I guess those realisations are the real ‘awards’ of doing creative work, learning something via the feedback of readers. Also, that something fictional and quite immaterial can have a real impact in the real world. That’s hugely gratifying, and feels meaningful.

Is there any new any animation or book project in a short time?

There are a few projects in the works, some may see the light of day and some not. But I have recently completed two new books, Cicada and Tales from the Inner City. The latter is a kind fo follow-up to Tales from Outer Suburbia but with a very different feeling, looking at urban life from the perspective of non-human animals, and what that tells us about human animals.

I think your books characters are proper to produce as toys.Do you have any project like that?

I’ve considered it from time to time, but it’s quite an undertaking and involves the involvement of many others, and the costs have tended to be prohibitive.
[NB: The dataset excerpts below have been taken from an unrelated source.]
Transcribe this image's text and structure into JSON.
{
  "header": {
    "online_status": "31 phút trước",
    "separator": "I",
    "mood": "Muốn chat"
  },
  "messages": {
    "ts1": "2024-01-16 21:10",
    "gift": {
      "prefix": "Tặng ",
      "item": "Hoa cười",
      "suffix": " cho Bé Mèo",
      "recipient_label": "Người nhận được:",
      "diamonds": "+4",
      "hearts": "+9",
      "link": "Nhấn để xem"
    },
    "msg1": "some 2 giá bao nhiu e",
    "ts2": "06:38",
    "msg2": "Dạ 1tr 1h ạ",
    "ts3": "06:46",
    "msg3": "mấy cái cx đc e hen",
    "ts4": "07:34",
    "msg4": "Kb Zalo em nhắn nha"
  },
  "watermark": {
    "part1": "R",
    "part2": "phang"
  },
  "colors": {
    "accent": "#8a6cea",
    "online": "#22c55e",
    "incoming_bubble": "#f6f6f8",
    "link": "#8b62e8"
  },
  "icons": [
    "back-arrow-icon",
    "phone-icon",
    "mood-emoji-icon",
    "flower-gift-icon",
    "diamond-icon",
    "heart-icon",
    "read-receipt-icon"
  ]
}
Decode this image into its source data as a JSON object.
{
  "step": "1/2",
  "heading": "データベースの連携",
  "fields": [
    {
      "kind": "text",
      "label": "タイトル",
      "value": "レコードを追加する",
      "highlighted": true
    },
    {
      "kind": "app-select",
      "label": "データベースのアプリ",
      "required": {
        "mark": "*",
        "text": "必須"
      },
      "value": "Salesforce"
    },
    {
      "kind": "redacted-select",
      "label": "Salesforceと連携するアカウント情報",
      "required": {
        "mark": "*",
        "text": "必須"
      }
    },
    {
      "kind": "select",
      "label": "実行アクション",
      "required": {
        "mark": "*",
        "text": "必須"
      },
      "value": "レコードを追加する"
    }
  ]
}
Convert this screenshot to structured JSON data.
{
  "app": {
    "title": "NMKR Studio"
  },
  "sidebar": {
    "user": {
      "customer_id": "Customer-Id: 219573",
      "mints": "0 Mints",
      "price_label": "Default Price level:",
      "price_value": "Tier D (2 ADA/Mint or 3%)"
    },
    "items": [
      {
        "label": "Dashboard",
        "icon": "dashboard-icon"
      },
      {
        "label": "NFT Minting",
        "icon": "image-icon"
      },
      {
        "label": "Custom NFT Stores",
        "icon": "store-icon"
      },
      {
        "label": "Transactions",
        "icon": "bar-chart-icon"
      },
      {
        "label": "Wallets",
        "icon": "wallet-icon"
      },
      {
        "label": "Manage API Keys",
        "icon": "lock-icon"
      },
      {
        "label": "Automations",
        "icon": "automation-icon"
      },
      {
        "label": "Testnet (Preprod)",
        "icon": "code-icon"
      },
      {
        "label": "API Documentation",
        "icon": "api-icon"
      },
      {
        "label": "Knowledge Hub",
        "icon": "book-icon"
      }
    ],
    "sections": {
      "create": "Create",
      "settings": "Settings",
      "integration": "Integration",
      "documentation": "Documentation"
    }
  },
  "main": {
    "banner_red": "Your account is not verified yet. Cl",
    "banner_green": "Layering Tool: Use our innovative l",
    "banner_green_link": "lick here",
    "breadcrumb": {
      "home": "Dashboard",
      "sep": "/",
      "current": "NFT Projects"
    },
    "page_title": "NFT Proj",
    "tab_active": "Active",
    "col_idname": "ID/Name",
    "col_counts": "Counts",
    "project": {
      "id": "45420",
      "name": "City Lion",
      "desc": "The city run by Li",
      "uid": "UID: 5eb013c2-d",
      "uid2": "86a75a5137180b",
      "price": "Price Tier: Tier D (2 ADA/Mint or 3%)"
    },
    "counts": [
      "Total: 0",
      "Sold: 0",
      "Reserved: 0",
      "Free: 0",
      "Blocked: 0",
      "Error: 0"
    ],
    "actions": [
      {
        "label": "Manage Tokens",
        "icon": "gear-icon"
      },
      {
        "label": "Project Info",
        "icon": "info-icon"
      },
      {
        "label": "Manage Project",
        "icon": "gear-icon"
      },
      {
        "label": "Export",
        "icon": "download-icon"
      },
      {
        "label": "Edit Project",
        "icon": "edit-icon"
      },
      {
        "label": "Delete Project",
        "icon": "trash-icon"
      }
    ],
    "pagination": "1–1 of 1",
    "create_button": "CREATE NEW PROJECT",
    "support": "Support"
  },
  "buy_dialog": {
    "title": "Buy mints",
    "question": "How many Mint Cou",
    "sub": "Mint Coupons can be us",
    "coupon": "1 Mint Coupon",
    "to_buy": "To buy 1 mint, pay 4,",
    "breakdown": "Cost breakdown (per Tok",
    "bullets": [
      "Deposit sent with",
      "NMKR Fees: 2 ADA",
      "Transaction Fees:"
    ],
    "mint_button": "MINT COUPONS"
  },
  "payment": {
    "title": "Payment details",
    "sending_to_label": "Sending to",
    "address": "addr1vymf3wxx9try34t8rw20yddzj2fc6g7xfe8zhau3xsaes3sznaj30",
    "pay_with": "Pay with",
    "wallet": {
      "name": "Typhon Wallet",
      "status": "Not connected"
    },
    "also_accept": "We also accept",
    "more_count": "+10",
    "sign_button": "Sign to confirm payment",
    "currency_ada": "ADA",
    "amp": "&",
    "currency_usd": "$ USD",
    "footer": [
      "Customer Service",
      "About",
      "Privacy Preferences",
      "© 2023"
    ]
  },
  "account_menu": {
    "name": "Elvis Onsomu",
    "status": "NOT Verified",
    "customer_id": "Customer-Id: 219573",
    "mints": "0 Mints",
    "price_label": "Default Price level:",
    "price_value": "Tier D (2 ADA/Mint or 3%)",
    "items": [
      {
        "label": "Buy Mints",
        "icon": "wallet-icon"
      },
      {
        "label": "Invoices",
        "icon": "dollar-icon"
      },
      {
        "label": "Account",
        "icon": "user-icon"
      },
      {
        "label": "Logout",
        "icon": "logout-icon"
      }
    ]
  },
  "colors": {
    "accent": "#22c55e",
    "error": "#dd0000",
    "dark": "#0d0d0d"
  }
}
In any case, I’m mostly interested in the exchange of ideas more than objects, and so prefer to devote most of my time to writing and illustration. But it would be nice to see some of the work adapted as small sculptures or toys, so long as that production is ethical, of high quality and does not fill the world with yet more junk.

 What is your advice our readers?

I guess to just read widely. I think that was advice once given to me by a librarian, noticing that I was only reading science fiction as a teenager. Another English teacher would give me random books to read and comment upon, things I would not normaly be interested in, but then became interested in. So I do like to try and look at and read things that I ‘don’t like’ as well as those that I do. The other thing would be to spend a good deal of time reflecting on things, or ‘making memories’, treating the world as a study subject. I think too often we end up soaked in experiences, but not enough time reflecting up them, transcribing them into memories, especially in an age of fast media, scrolling through instagram and twitter feeds. ‘The uninspected life is not worth living’ as I think Socrates put it. I like drawing and writing mainly for that reason, it offers quiet moments to think about things that have happened, instead of constantly chasing them. Just looking at things is insiffucient. You need to really see them, and turn things into memories, impressions, theories, lasting thoughts.